For more complete security, use a certificate that is signed by a certificate authority (CA). To obtain a signed certificate:
  • Select Generate CSR (certificate signing request) from the Generate icon under SSL Certificate Management.
  • Fill in the required fields and select Generate.
  • After a self-signed certificate is generated, it will be shown in the SSL Certificate Management.

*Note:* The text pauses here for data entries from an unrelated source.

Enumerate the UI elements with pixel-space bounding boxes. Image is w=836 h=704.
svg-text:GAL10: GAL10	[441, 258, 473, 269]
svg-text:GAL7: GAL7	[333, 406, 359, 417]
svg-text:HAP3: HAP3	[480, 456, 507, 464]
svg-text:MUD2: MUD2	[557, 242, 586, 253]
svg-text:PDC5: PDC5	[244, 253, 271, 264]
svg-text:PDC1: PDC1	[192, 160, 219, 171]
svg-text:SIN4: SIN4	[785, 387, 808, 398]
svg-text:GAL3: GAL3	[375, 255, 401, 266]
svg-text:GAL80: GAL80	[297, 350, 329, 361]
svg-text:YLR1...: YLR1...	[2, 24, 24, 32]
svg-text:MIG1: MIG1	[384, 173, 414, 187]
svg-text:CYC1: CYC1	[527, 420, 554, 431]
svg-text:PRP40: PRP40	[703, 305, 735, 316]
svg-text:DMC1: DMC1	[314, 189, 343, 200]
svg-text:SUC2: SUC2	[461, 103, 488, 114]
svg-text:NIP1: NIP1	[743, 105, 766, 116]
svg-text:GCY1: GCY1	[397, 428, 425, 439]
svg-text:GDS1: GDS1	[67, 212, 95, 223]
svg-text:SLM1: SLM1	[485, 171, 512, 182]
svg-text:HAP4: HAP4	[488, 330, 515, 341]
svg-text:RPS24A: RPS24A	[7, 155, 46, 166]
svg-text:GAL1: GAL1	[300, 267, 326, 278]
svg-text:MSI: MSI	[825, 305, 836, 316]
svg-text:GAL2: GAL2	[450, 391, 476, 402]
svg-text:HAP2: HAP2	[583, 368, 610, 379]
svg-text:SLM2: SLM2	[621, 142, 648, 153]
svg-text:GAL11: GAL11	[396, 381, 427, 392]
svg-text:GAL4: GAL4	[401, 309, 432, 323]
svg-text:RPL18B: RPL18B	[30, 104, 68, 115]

  • Select Download Certificate Signing Request (CSR) from the Download icon to download the signed certificate.
  • When the signed certificate is downloaded, select the Import Signed Certificate icon under CA Certificate Management to import it into the XClarity Controller.

The function of the CA is to verify the identity of the XClarity Controller. A certificate contains digital signatures for the CA and the BMC. If a well-known CA issues the certificate or if the CA's certificate has already been imported into the web browser, the browser will be able to validate the certificate and positively identify the BMC web server.

Note that SSL compares the XClarity Controller Host Name (or Common Name) in the certificate with the host name as seen by your web browser.